JOHANNESBURG – The South African Communist Party (SACP) is calling on President Jacob Zuma to terminate his relationship with the Guptas.
The SACP’s Deputy General Secretary, Solly Mapaila, said the movement welcomed the African National Congress’s NEC statement, following its meeting this past weekend.
The statement relayed outcomes of the meeting, including the economy and upcoming local elections.
Mapaila was addressing the South African Clothing and Textile Workers’ Union Bargaining Conference in Cape Town on Monday.
Mapaila also applauded Deputy Minister of Finance, Mcebisi Jonas, for speaking out against members of the Gupta family who allegedly offered him a cabinet post.

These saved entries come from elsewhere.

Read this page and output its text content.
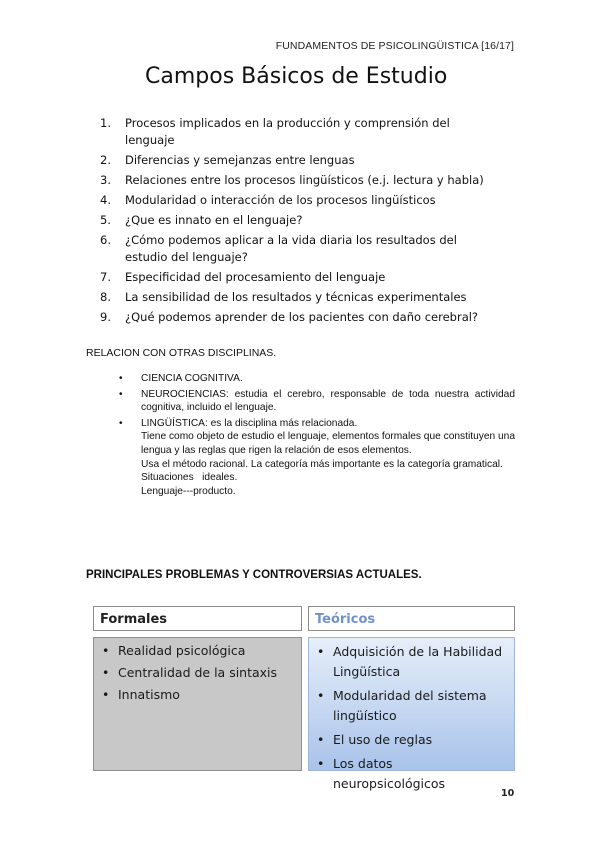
FUNDAMENTOS DE PSICOLINGÜISTICA [16/17]
Campos Básicos de Estudio
1. Procesos implicados en la producción y comprensión del lenguaje
2. Diferencias y semejanzas entre lenguas
3. Relaciones entre los procesos lingüísticos (e.j. lectura y habla)
4. Modularidad o interacción de los procesos lingüísticos
5. ¿Que es innato en el lenguaje?
6. ¿Cómo podemos aplicar a la vida diaria los resultados del estudio del lenguaje?
7. Especificidad del procesamiento del lenguaje
8. La sensibilidad de los resultados y técnicas experimentales
9. ¿Qué podemos aprender de los pacientes con daño cerebral?
RELACION CON OTRAS DISCIPLINAS.
• CIENCIA COGNITIVA.
• NEUROCIENCIAS: estudia el cerebro, responsable de toda nuestra actividad cognitiva, incluido el lenguaje.
• LINGÜÍSTICA: es la disciplina más relacionada.
Tiene como objeto de estudio el lenguaje, elementos formales que constituyen una lengua y las reglas que rigen la relación de esos elementos.
Usa el método racional. La categoría más importante es la categoría gramatical.
Situaciones   ideales.
Lenguaje---producto.
PRINCIPALES PROBLEMAS Y CONTROVERSIAS ACTUALES.
Formales	Teóricos
• Realidad psicológica
• Centralidad de la sintaxis
• Innatismo
• Adquisición de la Habilidad Lingüística
• Modularidad del sistema lingüístico
• El uso de reglas
• Los datos neuropsicológicos
10
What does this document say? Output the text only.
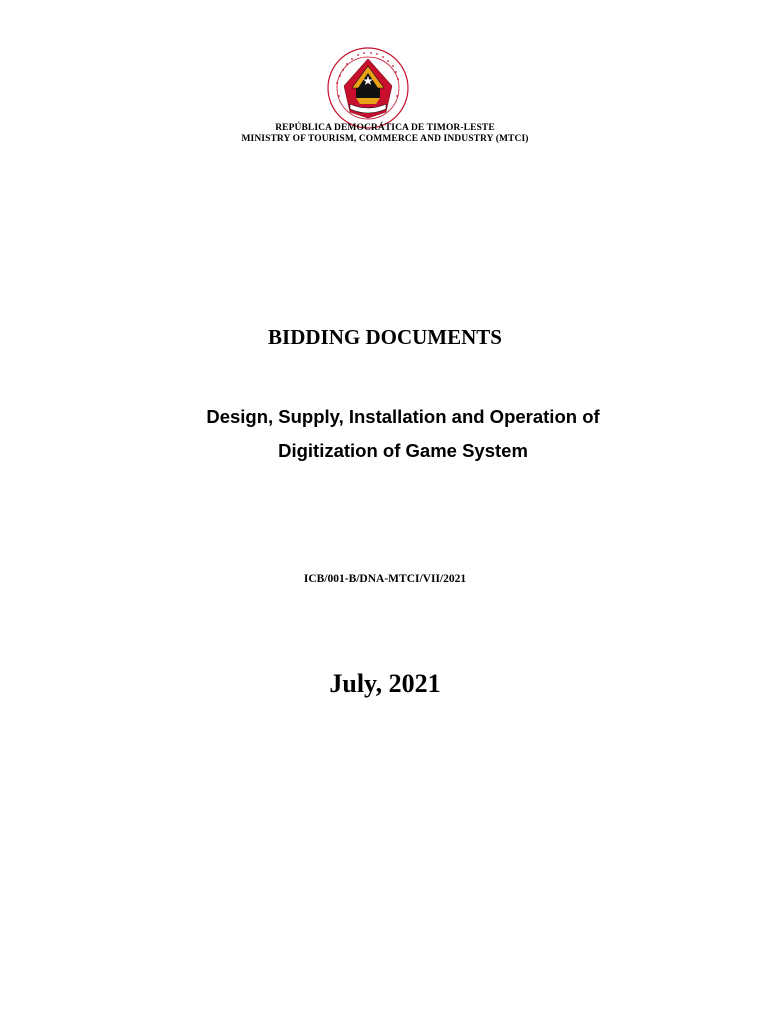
REPÚBLICA DEMOCRÁTICA DE TIMOR-LESTE
MINISTRY OF TOURISM, COMMERCE AND INDUSTRY (MTCI)
BIDDING DOCUMENTS
Design, Supply, Installation and Operation of
Digitization of Game System
ICB/001-B/DNA-MTCI/VII/2021
July, 2021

“The NEC statement could have gone deeper, none the less we welcome the statement. And we want to have a situation where all the time when our movement meets, we always look forward to its statement because we are confident that the leadership of our country had met. It should not be that when they have met we doubt what’s going to come out because we think whose ideas are they going to portray in public now, is it the ideas of the Guptas or the Ruperts,” Mapaila said.
Mapaila went on to congratulate the NEC for calling out ANN7 and The New Age – media interests owned by the Guptas.
“We congratulate the movement for taking up this matter and for engaging with it and to deal with the lies perpetuated by the ANN7 grouping, who portrayed us as anti-president. They are part of the faction themselves they are generating factions in the African National Conference they siding with one faction,” he said.
Mapaila said the Sactwu has never called for the recall of President Jacob Zuma.
Instead, it has urged the president to cut ties with the Gupta family and launch a commission of inquiry into the so-called corporate capture of the government.
“If the President feels he cannot commission the judicial commission of inquiry into corporate capture, which does not necessarily speak to the Guptas but to the Guptas and all other, that if he doesn’t’t do that that the next president will do that and there will always be consequences,” Mapaila said.